La “colpa” di Alonso è stato dire, nei giorni scorsi, cose che in fondo persino Marchionne, con le proprie scelte manageriali, ha avallato: e cioè che la macchina, lo scorso anno (e in quelli precedenti) non era vincente.  È stato anzi, rispettoso parlando di “secondo posto”: la Ferrari, lo scorso anno, il secondo posto poteva forse sognarlo. La Formula 1 non ha bisogno di ultras. Soprattutto, non ne ha bisogno negli studi televisivi. Sappiamo che la conduttrice televisiva si è affrettata a porgere le proprie scuse al pilota, cancellando il tweet incriminato. Ci auguriamo che sia stata una scelta convinta, e non di convenienza, per non irritare i vertici della televisione satellitare dove lavora.

Noi, che ricordiamo il Commendator Ferrari da vivo, possiamo provare ad immaginare la sua reazione se qualche suo collaboratore avesse usato toni di questo tipo con un pilota, oltretutto reduce da un incidente in pista. Da giovani ci eravamo ripromessi di non avere il rimpianto dei “bei tempi andati”: da adulti, possiamo solo ricordare alla signora Saluzzi (che è della nostra generazione) che per sapere per quale squadra tifasse Paolo Valenti, abbiamo dovuto attenderne la morte.
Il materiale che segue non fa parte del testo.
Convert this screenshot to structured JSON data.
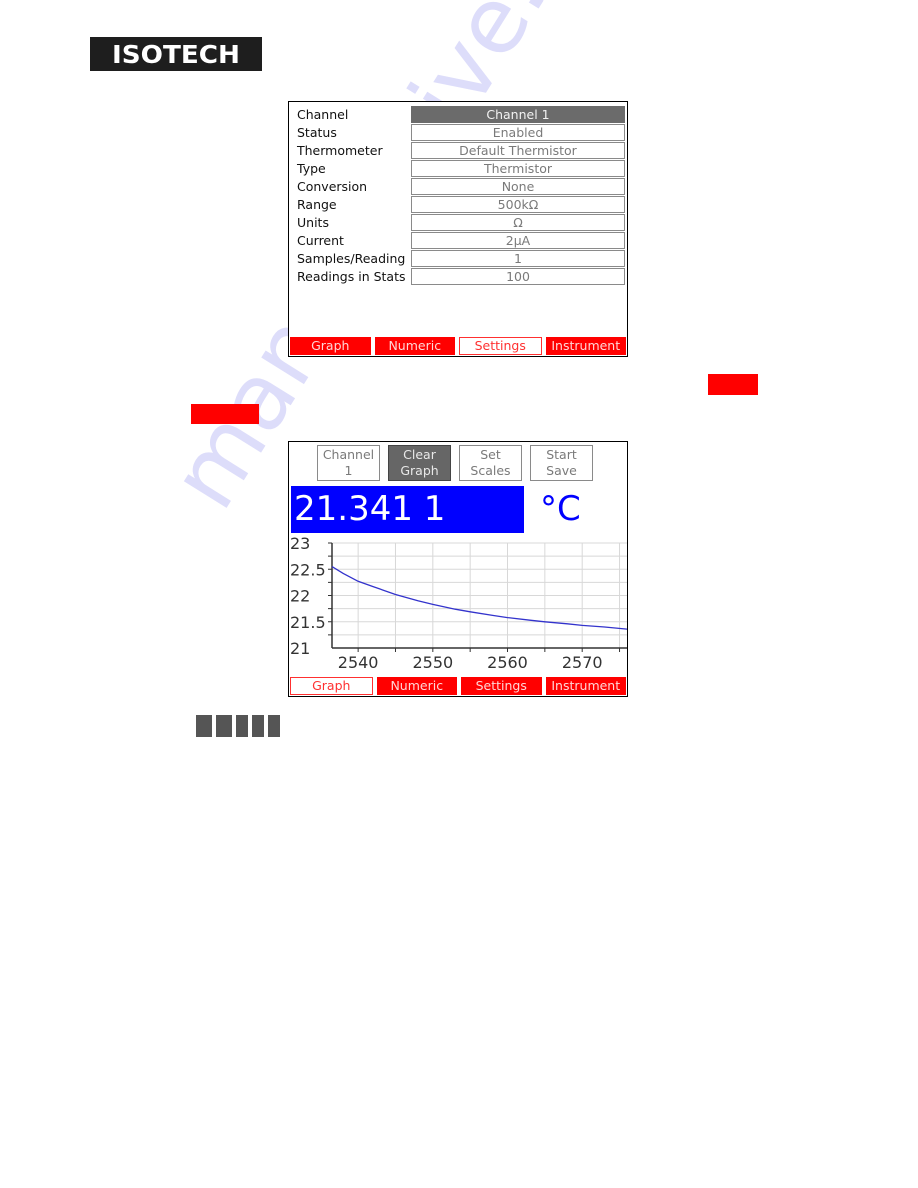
{
  "logo": {
    "text": "ISOTECH"
  },
  "settings_panel": {
    "rows": [
      {
        "label": "Channel",
        "value": "Channel 1",
        "selected": true
      },
      {
        "label": "Status",
        "value": "Enabled"
      },
      {
        "label": "Thermometer",
        "value": "Default Thermistor"
      },
      {
        "label": "Type",
        "value": "Thermistor"
      },
      {
        "label": "Conversion",
        "value": "None"
      },
      {
        "label": "Range",
        "value": "500kΩ"
      },
      {
        "label": "Units",
        "value": "Ω"
      },
      {
        "label": "Current",
        "value": "2µA"
      },
      {
        "label": "Samples/Reading",
        "value": "1"
      },
      {
        "label": "Readings in Stats",
        "value": "100"
      }
    ],
    "tabs": [
      "Graph",
      "Numeric",
      "Settings",
      "Instrument"
    ],
    "active_tab": "Settings"
  },
  "graph_panel": {
    "buttons": {
      "channel": "Channel 1",
      "clear_line1": "Clear",
      "clear_line2": "Graph",
      "scales_line1": "Set",
      "scales_line2": "Scales",
      "save_line1": "Start",
      "save_line2": "Save"
    },
    "reading": "21.341 1",
    "unit": "°C",
    "tabs": [
      "Graph",
      "Numeric",
      "Settings",
      "Instrument"
    ],
    "active_tab": "Graph"
  },
  "colors": {
    "tab_red": "#ff0000",
    "readout_blue": "#0000ff",
    "line_color": "#3333cc",
    "grid": "#d8d8d8"
  },
  "watermark": "manualshive.com",
  "chart_data": {
    "type": "line",
    "title": "",
    "xlabel": "",
    "ylabel": "",
    "xlim": [
      2536.5,
      2576
    ],
    "ylim": [
      21,
      23
    ],
    "x_ticks": [
      2540,
      2550,
      2560,
      2570
    ],
    "y_ticks": [
      21,
      21.5,
      22,
      22.5,
      23
    ],
    "x_tick_labels": [
      "2540",
      "2550",
      "2560",
      "2570"
    ],
    "y_tick_labels": [
      "21",
      "21.5",
      "22",
      "22.5",
      "23"
    ],
    "grid": true,
    "series": [
      {
        "name": "Channel 1",
        "x": [
          2536.5,
          2538,
          2540,
          2542,
          2545,
          2548,
          2550,
          2553,
          2555,
          2558,
          2560,
          2563,
          2565,
          2568,
          2570,
          2573,
          2576
        ],
        "y": [
          22.55,
          22.42,
          22.27,
          22.17,
          22.02,
          21.9,
          21.83,
          21.74,
          21.69,
          21.62,
          21.58,
          21.53,
          21.5,
          21.46,
          21.43,
          21.4,
          21.36
        ]
      }
    ]
  }
}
È senz’altro più semplice immaginare per quale scuderia automobilistica di Formula 1 tifi una donna italiana con i capelli rossi: a Paola Saluzzi (alla quale auguriamo di tornare a condurre presto la propria trasmissione) e a chi esercita la sua professione chiediamo, però, deontologia e moderazione: la crescita della cultura sportiva del Paese passa anche attraverso i comportamenti dei conduttori televisivi.